The next five years will be a period of healthy growth for UK retail according to new predictions from reward programme provider Webloyalty. Research commissioned by the ecommerce partner, and conducted by retail research agency Conlumino, suggests that retail spend in the UK is likely to have increased by 14.4% by 2018, with consistent growth each year.
The research delivered three potential outcomes for retail spend in 2018, one described as ‘realistic’, while the other two were labelled ‘optimistic’ and ‘pessimistic’. In 2012 the retail spend in the UK was around £311 billion. While the realistic predictions showed that this could have risen to £367 billion by 2018, the optimistic and pessimistic predictions estimated £377 billion and £356 billion respectively.
E-Retail Contributes to Growth
One of the major factors influencing UK sales over the next five years is likely to be online shopping. A separate survey of 10,000 online shoppers has predicted that, by 2018, one of every seven retail pounds will be spent online.

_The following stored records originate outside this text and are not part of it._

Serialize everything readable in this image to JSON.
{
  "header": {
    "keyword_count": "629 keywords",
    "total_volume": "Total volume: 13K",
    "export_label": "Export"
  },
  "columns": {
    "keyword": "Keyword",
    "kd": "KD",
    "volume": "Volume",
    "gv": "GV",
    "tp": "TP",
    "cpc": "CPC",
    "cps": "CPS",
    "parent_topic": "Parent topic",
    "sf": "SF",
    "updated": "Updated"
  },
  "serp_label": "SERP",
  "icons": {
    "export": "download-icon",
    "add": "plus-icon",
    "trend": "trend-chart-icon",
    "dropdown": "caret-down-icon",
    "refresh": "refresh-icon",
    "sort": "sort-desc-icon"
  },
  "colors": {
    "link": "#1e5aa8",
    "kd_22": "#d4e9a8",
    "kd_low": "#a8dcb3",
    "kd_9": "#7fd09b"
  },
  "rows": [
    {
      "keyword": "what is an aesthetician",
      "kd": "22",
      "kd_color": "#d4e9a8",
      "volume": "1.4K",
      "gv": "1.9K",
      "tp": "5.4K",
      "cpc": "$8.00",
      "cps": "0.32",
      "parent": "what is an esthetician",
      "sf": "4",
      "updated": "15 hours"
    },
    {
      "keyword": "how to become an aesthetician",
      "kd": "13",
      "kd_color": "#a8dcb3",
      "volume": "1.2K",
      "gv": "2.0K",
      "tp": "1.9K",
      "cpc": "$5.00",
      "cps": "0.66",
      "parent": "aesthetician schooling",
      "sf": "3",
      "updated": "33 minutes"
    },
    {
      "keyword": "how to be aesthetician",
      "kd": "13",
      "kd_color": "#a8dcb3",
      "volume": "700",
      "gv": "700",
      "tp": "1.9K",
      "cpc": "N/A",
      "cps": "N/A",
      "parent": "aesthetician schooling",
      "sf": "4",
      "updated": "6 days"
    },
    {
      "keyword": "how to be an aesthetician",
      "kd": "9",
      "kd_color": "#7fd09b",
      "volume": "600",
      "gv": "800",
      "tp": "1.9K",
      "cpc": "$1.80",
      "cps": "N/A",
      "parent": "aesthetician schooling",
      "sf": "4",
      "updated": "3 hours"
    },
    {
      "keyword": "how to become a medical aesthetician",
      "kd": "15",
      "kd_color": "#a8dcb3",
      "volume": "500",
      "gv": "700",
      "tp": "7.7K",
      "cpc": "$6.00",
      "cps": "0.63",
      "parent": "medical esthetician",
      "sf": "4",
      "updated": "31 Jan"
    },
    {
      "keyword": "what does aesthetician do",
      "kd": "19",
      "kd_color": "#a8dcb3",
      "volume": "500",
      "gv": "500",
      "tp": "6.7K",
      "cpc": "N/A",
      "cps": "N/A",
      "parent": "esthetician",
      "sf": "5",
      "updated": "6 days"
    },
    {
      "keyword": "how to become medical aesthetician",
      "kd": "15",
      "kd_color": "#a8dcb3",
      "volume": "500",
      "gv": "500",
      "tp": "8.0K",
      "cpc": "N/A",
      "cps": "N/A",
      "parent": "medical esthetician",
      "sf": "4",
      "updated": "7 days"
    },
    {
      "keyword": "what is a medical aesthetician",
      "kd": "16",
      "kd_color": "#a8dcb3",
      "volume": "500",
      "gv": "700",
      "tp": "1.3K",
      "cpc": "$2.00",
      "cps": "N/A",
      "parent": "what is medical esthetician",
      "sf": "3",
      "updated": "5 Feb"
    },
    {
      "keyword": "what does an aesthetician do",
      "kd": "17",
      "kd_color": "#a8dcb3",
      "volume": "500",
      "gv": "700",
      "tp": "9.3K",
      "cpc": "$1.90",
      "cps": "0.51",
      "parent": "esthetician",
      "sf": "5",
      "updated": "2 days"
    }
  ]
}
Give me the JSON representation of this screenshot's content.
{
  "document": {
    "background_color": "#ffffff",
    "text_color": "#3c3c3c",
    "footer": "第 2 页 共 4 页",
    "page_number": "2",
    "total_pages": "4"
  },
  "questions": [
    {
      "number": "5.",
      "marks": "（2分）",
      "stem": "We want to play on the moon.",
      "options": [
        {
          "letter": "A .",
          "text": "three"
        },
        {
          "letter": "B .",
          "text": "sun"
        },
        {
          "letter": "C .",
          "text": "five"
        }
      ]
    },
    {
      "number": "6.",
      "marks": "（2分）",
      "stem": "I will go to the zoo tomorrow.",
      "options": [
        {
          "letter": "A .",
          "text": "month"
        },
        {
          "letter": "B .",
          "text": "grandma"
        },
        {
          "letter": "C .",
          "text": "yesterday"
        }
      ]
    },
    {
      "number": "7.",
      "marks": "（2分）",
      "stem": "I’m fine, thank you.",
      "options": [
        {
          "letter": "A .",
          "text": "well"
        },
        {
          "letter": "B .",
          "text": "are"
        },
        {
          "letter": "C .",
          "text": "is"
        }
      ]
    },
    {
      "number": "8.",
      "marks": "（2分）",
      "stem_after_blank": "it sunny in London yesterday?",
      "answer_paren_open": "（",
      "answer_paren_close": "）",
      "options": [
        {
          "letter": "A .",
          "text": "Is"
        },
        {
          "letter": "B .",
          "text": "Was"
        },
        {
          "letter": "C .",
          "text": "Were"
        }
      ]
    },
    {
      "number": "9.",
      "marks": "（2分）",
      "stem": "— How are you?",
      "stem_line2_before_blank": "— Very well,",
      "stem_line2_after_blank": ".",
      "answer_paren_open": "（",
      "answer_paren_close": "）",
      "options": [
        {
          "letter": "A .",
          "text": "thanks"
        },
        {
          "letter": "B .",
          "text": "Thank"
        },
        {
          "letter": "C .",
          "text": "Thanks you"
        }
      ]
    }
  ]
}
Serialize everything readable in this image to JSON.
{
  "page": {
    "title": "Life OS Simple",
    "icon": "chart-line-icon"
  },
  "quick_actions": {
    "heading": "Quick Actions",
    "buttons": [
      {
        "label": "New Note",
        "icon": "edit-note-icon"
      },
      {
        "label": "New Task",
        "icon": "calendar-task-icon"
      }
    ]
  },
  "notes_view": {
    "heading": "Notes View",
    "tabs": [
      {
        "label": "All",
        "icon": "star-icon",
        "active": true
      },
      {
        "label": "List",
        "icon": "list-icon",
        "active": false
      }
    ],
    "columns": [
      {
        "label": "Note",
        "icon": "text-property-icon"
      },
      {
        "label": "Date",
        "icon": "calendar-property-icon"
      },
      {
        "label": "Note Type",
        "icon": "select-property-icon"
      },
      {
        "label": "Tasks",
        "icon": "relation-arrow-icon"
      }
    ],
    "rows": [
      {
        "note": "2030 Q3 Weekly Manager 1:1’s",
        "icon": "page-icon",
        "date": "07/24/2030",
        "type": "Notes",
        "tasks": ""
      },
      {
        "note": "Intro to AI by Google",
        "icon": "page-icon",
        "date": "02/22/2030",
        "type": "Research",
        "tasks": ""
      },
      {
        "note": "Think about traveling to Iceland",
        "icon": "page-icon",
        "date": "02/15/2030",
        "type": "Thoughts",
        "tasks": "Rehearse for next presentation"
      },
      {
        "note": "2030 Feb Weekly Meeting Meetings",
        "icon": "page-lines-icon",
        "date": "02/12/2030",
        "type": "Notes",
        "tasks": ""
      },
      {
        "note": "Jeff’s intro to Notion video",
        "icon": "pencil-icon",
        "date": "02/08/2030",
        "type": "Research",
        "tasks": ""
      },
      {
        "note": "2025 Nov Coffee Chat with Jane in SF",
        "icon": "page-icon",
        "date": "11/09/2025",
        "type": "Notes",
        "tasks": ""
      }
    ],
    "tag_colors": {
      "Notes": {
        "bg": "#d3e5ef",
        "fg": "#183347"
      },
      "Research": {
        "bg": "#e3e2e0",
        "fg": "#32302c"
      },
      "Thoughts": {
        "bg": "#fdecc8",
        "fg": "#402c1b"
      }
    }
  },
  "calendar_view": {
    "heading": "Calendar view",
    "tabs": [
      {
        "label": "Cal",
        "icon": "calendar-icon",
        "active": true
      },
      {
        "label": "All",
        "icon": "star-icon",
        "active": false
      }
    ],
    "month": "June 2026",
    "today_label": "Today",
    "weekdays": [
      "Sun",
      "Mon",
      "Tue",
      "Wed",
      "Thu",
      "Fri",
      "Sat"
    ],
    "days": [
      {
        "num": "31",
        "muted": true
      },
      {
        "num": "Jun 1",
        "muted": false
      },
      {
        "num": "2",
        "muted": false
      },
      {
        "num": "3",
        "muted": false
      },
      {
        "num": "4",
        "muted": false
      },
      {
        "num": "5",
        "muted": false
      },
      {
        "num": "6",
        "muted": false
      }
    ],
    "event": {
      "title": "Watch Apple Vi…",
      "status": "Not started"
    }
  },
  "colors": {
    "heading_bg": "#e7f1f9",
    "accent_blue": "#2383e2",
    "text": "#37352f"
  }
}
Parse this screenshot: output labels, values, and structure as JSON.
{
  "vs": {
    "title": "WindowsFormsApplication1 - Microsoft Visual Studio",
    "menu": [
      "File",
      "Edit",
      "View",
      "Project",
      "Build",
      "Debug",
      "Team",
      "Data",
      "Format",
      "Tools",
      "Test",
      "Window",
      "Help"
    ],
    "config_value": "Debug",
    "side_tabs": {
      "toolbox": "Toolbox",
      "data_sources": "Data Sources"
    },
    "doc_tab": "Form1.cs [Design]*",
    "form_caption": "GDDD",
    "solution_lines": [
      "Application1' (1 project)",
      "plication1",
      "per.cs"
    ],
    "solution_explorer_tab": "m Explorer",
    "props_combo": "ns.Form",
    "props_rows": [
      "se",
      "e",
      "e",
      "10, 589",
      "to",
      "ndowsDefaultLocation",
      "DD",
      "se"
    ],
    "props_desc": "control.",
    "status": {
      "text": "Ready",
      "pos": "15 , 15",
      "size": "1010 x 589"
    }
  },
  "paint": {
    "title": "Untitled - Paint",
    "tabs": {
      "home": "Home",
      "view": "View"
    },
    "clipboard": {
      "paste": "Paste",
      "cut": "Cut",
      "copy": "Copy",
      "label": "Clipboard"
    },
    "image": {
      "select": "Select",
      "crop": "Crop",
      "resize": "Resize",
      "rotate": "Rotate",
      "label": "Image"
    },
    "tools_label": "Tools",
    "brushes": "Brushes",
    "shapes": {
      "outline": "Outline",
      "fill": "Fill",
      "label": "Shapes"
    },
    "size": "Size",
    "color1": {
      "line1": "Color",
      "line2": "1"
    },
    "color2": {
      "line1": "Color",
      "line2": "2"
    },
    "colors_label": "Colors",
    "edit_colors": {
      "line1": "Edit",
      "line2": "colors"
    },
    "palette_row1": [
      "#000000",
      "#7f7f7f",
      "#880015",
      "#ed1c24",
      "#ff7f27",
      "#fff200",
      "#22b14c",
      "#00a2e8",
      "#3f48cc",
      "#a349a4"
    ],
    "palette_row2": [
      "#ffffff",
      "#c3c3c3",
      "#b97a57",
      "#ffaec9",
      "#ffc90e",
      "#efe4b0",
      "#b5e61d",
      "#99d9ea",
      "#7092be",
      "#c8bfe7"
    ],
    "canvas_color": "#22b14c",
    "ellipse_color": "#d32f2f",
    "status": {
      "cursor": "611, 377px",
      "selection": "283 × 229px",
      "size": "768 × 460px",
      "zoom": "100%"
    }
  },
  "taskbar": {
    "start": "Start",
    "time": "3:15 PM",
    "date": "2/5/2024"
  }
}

This means that e-retail could be worth over £50 billion in five years’ time.
The survey, conducted by retail research agency Verdict, suggests that online shopping is now being perceived as almost as enjoyable as traditional shopping, with only 4% of respondents indicating that they preferred physically going to the shops to making purchases online. Online shopping is already cited as the more enjoyable option by men and by the 35-54 age group.
The fact that many consumers can now shop from their living rooms using a tablet or laptop, rather than having to sit at a desktop computer in another room, may be contributing to the enhanced perception of online shopping. Although shopping from a smartphone is taking longer to catch on, this may change with the introduction of 4G. The 4GEE Mobile Living Index, compiled to assess the impact of 4G on mobile behaviour, suggested that 71% of EE’s 4G customers are using their smartphones for online shopping.
Technology is a key driver
Continued rapid developments in technology are another factor boosting the retail industry. Mobile chip and pin devices are helping small business compete with big companies with lower costs. These are allowing more small businesses easily accept payments which they previously may not have had access to.
Food and Health Sectors Lead the Way
According to the Webloyalty research the food sector is likely to experience the highest rate of growth, with retail spend predicted to rise by 22.9% by 2018, possibly partly due to the persistently high inflation rates in this sector. Health and beauty is also expected to do well with a predicted growth of 21.1%, followed closely by clothing and footwear, with a predicted growth of 17.2%.
Only two sectors were expected to experience a decline over the next five years. Retail sales of books are predicted to decline by 6.2%, presumably due to the continuing emergence of e-books. The biggest decline is expected in the home entertainment sector, which has already been struggling over the past few years, with sales forecast to reduce by a further 25.9% by 2018.
Consumer Confidence the Real Driver
The real key to the expected surge in retail sales is an increase in consumer sentiment or confidence. The net confidence score is calculated by taking the percentage of people who believe the economy will improve over the next six months, and subtracting the percentage of people who believe the economy will get worse in the next six months. Webloyalty’s predictions show that net confidence is likely to increase from the current figure of -29.3 to a far more positive 7.9 over the next five years.
Consumer confidence is likely to drive retail growth forward despite the fact that the economic situation looks to remain fairly stable. Today’s unemployment figure of 7.9% may drop slightly to 6.3% but is unlikely to drop further. Disposable income is set to rise by around 2.2%, but the rate of inflation will be higher at 2.8%.
Guy Chiswick, Managing Director of Webloyalty UK, suggests that although the predictions will be welcome news for retailers, slow economic recovery means that they will still have to work harder to attract and convert customers than they have done in previous times of economic boom.
He says “Knowing that the UK economy will continue down the road to recovery will reassure retailers. However, our research shows the real boom times will not be back anytime soon. The frivolous, carefree consumerism of the past is gone and retailers need to do more to really inspire customers and actively sell to them.”